Of course, using a unique and complex password for every login helps to reduce the risk of a hijacked account, but even the best password can still be stolen. It might be lost in a data leak, decoded by “brute forcing” (a cryptographic hack that digs through near-infinite combination attempts), or even accidentally revealed by the victim of a phishing scheme.

An infographic about biometric 2FA titled "Sniff Test?" Underneath this is a close-up of a dog's nose, then the following text: Researchers at the Polytechnic University of Madrid found that body odor is among the most potent unique biometric identifiers, with an 85% success rate unaffected by mood, perfume, or deodorant. Other potential methods of biometric authentication could include a person's gait, their ear shape, or even an analysis of chemical compounds in their breath.
Researchers have spent countless hours investigating different methods of identification. Some of them are a bit out there!
How well does 2FA work?

Enabling 2FA dramatically improves the odds of protecting one’s account. A 2019 Google study found that “an SMS code sent to a recovery phone number helped block 100% of automated bots, 96% of bulk phishing attacks, and 76% of targeted attacks. On-device prompts, a more secure replacement for SMS, helped prevent 100% of automated bots, 99% of bulk phishing attacks and 90% of targeted attacks.” 

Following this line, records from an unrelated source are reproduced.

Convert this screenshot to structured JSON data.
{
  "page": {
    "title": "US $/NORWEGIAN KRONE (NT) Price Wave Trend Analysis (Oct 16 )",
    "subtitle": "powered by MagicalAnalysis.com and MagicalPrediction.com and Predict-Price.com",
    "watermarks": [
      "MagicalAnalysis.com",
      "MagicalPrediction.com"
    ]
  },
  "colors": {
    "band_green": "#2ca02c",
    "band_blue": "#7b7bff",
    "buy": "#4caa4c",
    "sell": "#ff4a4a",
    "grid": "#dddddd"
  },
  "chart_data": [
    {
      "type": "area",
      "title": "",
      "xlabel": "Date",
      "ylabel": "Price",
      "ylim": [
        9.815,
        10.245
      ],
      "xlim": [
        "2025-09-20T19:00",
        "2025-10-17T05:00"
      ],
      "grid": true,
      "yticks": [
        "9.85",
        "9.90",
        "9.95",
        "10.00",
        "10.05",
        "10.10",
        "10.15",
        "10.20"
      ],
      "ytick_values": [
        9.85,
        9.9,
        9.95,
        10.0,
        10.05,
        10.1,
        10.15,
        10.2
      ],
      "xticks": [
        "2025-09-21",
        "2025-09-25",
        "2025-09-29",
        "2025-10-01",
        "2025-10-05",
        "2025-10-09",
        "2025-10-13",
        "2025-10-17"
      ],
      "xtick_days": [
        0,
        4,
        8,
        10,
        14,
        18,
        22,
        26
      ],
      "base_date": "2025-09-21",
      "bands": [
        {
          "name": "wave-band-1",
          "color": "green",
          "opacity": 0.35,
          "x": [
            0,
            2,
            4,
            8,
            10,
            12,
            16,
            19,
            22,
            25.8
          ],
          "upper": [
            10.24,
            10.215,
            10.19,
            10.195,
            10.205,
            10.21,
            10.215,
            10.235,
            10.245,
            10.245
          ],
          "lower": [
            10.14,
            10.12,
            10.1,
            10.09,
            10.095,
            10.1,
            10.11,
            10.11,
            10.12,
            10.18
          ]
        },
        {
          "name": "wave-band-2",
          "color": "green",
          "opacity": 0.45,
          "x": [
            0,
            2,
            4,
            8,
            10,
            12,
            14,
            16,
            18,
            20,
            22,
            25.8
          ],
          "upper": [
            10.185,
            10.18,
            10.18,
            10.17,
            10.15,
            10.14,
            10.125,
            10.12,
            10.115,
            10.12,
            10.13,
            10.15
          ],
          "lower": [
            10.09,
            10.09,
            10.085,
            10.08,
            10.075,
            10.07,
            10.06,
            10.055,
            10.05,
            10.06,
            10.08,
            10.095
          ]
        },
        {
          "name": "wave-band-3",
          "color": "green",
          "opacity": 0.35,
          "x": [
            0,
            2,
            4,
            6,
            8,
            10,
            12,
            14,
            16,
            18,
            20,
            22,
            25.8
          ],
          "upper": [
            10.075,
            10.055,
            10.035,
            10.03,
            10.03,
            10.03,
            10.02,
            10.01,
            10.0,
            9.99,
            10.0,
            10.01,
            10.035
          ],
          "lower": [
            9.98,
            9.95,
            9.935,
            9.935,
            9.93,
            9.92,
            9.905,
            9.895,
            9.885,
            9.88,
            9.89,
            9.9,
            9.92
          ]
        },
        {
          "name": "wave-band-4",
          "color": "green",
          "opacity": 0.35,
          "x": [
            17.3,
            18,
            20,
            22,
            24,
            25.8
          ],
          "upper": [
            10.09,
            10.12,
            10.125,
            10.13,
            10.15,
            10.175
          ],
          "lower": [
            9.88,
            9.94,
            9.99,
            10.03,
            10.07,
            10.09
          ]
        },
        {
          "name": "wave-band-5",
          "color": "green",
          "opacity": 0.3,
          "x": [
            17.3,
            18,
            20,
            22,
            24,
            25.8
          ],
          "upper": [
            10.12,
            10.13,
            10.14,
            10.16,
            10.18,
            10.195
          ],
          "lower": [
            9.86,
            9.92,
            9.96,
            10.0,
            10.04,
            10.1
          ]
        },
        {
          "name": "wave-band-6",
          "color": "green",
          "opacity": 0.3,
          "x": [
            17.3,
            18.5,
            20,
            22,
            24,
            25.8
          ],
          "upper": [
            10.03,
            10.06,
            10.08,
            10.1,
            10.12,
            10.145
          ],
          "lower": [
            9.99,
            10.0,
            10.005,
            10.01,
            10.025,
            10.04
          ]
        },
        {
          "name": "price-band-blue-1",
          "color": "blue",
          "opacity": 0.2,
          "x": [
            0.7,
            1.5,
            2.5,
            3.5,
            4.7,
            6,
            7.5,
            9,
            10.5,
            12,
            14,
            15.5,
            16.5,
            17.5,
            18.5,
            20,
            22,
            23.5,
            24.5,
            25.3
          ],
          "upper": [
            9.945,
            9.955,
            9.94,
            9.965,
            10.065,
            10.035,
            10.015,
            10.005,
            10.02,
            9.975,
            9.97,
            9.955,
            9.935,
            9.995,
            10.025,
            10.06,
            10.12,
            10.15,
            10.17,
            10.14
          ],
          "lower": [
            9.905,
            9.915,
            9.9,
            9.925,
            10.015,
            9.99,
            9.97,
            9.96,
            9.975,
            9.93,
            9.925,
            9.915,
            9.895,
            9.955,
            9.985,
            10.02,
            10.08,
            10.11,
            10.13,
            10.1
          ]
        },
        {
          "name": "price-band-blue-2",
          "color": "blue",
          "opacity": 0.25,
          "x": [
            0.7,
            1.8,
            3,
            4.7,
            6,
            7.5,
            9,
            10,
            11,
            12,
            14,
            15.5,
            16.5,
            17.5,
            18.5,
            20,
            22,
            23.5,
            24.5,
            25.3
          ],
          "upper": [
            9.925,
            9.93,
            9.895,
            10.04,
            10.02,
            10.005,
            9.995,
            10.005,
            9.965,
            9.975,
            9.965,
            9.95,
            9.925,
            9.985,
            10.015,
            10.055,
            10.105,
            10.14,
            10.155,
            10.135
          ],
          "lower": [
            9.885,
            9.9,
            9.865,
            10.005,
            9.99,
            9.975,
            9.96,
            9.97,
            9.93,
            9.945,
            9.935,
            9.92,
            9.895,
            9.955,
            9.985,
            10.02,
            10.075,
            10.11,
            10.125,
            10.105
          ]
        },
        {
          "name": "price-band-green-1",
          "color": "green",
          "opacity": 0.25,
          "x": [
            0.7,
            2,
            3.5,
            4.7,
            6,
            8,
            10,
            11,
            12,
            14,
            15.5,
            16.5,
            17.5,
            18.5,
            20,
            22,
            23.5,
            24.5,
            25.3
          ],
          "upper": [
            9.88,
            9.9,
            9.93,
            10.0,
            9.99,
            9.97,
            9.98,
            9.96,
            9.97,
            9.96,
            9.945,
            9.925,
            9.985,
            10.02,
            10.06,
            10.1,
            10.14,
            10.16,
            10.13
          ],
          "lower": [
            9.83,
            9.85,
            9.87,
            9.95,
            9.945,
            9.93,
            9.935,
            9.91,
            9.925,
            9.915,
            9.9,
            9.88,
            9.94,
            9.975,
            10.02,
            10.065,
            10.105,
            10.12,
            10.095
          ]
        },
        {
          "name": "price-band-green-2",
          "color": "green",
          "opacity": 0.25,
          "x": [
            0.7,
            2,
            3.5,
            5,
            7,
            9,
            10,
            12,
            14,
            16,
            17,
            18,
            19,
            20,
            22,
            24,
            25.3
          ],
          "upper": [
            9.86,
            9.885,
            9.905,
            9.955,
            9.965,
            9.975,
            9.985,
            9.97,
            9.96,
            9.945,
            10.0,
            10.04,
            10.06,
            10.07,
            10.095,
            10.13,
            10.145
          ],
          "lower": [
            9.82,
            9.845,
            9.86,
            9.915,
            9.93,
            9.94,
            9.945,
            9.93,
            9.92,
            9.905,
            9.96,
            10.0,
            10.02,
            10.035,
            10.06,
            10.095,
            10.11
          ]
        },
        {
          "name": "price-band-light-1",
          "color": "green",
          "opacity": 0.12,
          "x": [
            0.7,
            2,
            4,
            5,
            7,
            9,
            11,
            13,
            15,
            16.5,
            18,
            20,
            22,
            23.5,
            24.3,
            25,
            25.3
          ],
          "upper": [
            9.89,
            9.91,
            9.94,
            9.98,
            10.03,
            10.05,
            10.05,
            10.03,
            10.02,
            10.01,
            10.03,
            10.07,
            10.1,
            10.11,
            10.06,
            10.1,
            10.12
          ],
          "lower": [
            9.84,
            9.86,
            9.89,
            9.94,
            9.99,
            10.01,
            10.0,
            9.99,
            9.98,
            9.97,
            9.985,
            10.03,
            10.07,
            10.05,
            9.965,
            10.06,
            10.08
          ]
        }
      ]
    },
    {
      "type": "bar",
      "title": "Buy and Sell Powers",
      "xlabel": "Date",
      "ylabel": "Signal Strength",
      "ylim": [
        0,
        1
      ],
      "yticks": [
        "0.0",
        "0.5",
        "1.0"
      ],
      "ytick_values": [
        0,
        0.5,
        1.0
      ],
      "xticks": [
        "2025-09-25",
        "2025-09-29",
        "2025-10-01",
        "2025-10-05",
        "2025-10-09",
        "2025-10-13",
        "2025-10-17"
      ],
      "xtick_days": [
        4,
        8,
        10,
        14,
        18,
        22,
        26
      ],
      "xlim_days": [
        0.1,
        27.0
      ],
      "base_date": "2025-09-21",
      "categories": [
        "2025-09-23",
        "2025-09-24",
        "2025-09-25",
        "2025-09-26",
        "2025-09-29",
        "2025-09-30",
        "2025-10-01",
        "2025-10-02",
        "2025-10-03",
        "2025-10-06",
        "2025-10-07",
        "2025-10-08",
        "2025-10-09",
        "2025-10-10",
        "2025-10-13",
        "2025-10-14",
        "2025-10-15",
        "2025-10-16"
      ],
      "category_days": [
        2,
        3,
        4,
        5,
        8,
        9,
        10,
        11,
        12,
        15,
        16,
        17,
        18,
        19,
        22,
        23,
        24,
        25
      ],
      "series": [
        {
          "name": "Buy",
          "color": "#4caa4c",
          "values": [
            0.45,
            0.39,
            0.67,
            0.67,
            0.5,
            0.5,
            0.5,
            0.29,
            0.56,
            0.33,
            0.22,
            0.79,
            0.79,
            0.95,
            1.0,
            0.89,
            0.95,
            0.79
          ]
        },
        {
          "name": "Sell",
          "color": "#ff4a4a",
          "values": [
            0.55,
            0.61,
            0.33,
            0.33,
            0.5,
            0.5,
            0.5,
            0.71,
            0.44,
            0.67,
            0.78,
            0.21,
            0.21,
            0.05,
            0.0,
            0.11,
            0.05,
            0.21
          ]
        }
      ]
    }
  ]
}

Google is moving towards making 2FA mandatory for all Google accounts. Over 150 million have received the rollout so far. Earlier this year, Google reported that their users protected by 2FA have enjoyed a 50% drop in compromised accounts.

Multiple government agencies tasked with consumer protection also endorse 2FA for protecting one’s accounts. The Federal Trade Commission has recommended businesses use 2FA since 2015, naming it as one of their secure password practices. In 2021, the Cybersecurity and Infrastructure Security Agency specifically condemned single-factor authentication, adding it to their catalog of “bad practices” that endanger the online welfare of both government and the private sector.

Finally, a word to the wise: a report from the Institute of Electrical and Electronics Engineers (IEEE) found that many users are tempted to lean heavily on 2FA to protect their accounts, choosing weaker passwords once 2FA is enabled. Remember, 2FA should supplement a strong password, not replace it.

Ready for 2FA?

simple line art of a laptop with a thumbs up on the screen

In the words of Microsoft researchers, 2FA is “one simple action… to prevent 99.9 percent of attacks on your accounts.” Services such as Microsoft and Google are moving towards mandating 2FA within the next year. Smart users (that’s you!) can get ahead of the curve and enable it immediately. Take action today, and switch on 2FA to protect your data, secure your accounts, and frustrate a hacker.